В турецком халате, в малороссийской барашковой шапке гетман полулежал на топчане против икон. Ноги его были укрыты парчовым одеялом, а в изголовье у него виднелись подушки, покрытые наволочками из тонкого полотна.
Увидев входящих к нему жену и сына, гетман, видимо, обрадовался: страдальческое лицо его повеселело. Анна и сын её поцеловали у него руку.
— Рад вас видеть, — закряхтел Богдан от боли в ногах, опухших от водянки. — Кажется, — продолжал он, — лисица Выговский ждёт, чтобы я его позвал. Слышал я от людей, что отец его побратался с москалями...
— Бутурлин Фёдор Васильевич из Киева приехал, — перебила его Анна. — Значит, он вовсе не на стороне Выговского.
— Они уже успели прежде в Гоголеве повидаться с ним, но обманет их эта лисица.
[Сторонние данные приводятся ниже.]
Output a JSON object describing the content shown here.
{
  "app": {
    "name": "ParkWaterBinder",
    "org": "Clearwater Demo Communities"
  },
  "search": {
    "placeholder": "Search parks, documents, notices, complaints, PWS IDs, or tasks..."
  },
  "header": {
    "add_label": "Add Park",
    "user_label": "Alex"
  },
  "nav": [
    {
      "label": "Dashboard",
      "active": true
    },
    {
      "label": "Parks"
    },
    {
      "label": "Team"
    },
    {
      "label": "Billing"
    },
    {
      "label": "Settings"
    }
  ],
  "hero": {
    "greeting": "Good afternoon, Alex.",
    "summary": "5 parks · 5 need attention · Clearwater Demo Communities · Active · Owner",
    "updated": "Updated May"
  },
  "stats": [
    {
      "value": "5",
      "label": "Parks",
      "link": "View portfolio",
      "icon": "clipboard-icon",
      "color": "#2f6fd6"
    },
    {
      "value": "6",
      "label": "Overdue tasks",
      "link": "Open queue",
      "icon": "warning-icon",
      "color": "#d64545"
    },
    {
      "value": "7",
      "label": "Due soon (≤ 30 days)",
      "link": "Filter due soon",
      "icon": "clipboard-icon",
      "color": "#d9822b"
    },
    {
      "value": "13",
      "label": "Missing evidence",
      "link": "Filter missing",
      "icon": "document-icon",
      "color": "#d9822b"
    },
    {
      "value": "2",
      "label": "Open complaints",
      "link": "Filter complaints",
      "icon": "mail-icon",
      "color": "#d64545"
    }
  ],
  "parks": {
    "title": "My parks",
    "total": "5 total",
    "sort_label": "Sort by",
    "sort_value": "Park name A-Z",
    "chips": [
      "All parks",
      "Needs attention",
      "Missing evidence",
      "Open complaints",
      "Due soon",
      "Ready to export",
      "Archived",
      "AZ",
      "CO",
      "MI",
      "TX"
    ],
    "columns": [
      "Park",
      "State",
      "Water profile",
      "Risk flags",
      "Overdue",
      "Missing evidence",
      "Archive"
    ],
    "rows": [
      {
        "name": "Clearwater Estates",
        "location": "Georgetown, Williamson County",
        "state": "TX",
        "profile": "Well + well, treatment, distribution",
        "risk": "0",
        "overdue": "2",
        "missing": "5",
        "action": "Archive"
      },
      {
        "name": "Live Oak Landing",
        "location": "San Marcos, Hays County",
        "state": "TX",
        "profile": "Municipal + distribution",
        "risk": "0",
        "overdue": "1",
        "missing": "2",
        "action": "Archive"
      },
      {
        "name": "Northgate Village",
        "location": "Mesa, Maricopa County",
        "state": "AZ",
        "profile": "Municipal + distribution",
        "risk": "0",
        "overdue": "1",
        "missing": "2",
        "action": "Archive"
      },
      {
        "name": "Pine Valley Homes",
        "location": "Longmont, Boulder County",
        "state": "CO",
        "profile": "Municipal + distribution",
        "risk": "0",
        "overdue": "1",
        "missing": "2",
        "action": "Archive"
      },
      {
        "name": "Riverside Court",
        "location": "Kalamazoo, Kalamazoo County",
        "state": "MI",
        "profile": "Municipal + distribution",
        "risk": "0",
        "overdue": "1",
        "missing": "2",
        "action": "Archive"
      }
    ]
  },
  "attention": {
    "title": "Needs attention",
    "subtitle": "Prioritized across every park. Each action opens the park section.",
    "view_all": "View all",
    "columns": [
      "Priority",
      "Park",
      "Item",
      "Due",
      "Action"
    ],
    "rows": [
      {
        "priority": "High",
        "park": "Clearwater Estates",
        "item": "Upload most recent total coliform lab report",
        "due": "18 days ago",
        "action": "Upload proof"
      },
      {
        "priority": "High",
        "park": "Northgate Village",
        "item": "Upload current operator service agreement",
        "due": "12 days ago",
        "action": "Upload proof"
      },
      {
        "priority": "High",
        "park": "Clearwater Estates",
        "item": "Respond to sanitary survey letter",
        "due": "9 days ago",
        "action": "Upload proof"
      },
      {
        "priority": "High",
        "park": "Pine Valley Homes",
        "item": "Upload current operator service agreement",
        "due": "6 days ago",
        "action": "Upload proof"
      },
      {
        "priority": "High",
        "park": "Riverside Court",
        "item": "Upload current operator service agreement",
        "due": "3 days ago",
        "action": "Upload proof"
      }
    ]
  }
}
А Бутурлин сюда приехал знаешь зачем? Чует-де ворон падаль. Ох! Лышенько мне, конец настал Богдану: не ест, не пьёт, а горше всего — горилка опротивела. Прежде, бывало, под-ока (бутылка) на снеданье да око на обед, а теперь и чарка противна. А человек коли не ест, значит смерть пришла.
— Не первина это, — утешала его жена, — и с Божьею помощью поправишься. Теперь, одначе, нужно подумать, как принять московских гостей.
— Принять! — закипятился Богдан. — Да лучше бы они прислали ко мне Никона. Приезжай сюда Никон, другое бы дело: мы бы с ним всё вверх дном поставили: перенесли бы московскую столицу в Киев, завоевали бы Польшу, уничтожили бы и татарву, и турского султана. Да и сын мой имел бы дядьку такого, какого на целом свете нет и не было. Гляди, ведь счастье же московскому царю — народился же у него, да из крестьянства, из чёрных-то людей, такой человек, а здесь коли кто умён, то плутоват и продажен как иуда, хотя бы вот и писарь наш войсковой — Выговский. А Никон как пёс верен своему царю и не только ничего от него не берёт, но всю церковную свою казну ему отдал; теперь, говорят, нечем ему даже достраивать свой Новый Иерусалим.
— Я ещё лучшее слышала от инокини Наталии, — понизила голос Анна. — Она боится, что бояре низложат и заточат Никона, так как они перестали в нём нуждаться и он мешает им только грабить завоёванные им земли Белоруссии и занятую им Малороссию.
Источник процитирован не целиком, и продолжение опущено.